Big congrats to Treasury for launching their Affording Our Future: Statement on New Zealand’s Long-Term Fiscal Position earlier this month (you can watch the release here). This is a great initiative, thinking forty years into the future. This report reminded me of Isaiah Berlin’s essay The Hedgehog and the Fox – where he separates writers and thinkers into those who have one single defining idea, and those who draw on a wide range of experiences and complexities. The best forecasters think like a fox – analysing uncertainty and complexity (Part 1: Future fiscal challenges) and identifying alternative pathways to the future (Part 2: Options to a more sustainable path). This is a great report for anyone interested in exploring New Zealand’s long-term future. Congrats to the team at Treasury for thinking like a fox.

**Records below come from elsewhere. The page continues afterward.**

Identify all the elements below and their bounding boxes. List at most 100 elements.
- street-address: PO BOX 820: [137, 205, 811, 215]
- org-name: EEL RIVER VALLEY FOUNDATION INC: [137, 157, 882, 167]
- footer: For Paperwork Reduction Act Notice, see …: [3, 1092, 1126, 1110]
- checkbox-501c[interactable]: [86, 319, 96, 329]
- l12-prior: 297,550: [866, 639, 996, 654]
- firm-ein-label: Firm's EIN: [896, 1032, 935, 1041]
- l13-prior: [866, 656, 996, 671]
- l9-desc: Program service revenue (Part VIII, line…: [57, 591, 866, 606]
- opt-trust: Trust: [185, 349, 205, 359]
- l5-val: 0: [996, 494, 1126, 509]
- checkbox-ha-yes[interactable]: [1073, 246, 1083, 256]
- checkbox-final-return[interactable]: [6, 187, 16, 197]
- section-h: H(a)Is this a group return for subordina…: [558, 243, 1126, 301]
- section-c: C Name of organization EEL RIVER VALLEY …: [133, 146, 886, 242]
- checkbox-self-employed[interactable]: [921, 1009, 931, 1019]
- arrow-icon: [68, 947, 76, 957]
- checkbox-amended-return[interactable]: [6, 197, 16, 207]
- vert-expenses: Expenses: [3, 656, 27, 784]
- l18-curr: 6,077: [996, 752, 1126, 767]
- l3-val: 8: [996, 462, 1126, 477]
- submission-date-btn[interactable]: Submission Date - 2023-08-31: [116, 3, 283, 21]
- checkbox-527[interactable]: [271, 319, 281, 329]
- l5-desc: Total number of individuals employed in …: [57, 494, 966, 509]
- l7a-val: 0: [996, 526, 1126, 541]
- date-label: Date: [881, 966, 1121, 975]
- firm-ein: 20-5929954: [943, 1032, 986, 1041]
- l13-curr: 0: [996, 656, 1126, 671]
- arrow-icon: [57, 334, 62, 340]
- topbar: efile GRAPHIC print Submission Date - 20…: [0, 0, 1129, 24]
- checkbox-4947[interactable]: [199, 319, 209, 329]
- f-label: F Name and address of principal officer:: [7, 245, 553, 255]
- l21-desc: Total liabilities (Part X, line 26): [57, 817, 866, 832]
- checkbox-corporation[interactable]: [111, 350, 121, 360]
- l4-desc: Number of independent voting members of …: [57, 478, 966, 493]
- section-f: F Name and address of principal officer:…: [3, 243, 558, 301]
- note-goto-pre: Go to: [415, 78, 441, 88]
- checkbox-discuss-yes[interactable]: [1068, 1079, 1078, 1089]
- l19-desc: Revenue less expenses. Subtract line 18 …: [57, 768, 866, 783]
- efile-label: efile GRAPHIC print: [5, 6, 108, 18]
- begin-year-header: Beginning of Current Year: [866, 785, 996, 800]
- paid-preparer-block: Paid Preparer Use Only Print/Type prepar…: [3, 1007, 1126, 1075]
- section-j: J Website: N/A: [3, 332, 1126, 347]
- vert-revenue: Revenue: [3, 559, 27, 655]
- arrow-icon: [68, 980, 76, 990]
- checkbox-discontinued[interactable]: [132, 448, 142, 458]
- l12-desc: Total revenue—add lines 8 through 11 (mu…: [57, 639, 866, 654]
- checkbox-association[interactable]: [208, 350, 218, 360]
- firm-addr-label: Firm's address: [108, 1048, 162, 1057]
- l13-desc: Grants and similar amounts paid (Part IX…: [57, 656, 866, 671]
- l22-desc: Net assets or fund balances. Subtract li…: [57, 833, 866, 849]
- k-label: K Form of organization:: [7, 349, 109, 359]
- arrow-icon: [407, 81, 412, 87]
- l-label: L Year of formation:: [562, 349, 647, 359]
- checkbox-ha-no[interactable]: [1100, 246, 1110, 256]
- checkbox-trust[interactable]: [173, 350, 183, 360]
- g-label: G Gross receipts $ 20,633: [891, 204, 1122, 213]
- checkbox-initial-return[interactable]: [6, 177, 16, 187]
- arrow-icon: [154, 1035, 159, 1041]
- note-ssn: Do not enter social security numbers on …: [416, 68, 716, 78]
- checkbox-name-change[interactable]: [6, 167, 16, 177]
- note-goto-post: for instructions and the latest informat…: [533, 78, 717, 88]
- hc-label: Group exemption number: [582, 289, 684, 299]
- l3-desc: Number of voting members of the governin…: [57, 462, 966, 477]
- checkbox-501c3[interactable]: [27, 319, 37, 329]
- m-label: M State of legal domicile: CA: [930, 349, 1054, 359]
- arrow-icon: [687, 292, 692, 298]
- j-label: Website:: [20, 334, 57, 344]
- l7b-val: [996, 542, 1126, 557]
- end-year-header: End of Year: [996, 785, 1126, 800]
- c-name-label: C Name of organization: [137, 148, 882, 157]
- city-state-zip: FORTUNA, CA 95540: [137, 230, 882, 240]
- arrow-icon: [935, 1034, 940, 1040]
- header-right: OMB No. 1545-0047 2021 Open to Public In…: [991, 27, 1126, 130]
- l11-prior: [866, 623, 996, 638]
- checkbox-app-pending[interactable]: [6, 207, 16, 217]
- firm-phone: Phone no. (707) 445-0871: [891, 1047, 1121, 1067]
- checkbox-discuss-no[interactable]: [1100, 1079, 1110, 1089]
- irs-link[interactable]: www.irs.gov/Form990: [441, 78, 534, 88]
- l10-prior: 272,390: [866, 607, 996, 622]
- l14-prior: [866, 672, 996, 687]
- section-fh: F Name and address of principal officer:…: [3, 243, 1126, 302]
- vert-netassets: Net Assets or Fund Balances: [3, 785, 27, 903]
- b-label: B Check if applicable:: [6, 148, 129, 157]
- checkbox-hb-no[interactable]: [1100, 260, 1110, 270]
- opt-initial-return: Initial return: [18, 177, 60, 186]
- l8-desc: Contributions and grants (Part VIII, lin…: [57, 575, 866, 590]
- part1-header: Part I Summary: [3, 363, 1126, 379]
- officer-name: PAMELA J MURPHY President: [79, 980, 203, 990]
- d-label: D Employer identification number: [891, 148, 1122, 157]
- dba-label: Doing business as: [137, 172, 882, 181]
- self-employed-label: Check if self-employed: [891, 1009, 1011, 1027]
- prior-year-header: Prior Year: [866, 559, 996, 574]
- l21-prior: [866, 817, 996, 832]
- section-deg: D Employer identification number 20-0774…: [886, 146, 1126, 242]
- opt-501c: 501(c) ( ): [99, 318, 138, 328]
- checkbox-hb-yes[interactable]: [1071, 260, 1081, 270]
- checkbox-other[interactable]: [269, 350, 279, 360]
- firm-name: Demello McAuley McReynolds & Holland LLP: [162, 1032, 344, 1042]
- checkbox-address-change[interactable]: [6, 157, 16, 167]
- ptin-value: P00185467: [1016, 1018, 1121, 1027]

I was reminded of this essay while reading a recent book by Nate Silver – The Signal and the Noise: The art and science of prediction (2012). He talks about a Professor from Berkeley called Philip Tetlock. He studied the art of prediction from 1987 and divided experts along a spectrum, between what he called foxes and hedgehogs. Hedgehogs are Type A personalities who believe in big ideas (e.g. Malcolm Gladwell). In contrast, foxes are scrappy individuals who believe in a plethora of little ideas and multiple approaches to problem solving. If hedgehogs are hunters – always looking out for the big kill, then foxes are gatherers – the fox knows many little things but the hedgehog knows one big thing. Tetlock found that foxes were considerably better at forecasting that hedgehogs. If you find the paperback, there is a table on page 54 that describes the attitudes of foxes and hedgehogs; the chapter closes with three principles on how to be more ‘foxy’:
Principle 1: Think Probabilistically (articulate a range of possible outcomes; hedgehogs can be too stubborn to learn from their mistakes)
Principle 2: Today’s Forecast is the First Forecast of the Rest of Your life (e.g. always a blank canvas; it takes courage to change a forecast)
Principle 3: Look for Consensus (Foxes don’t get hooked on a big idea, they focus on solving the problem)
Treasury’s report does all of these, great result – both the report and Silver’s book are well worth a read. So to the LongtermNZers out there, those who attended the workshop last December, don’t be a hedgehog, start the conversation!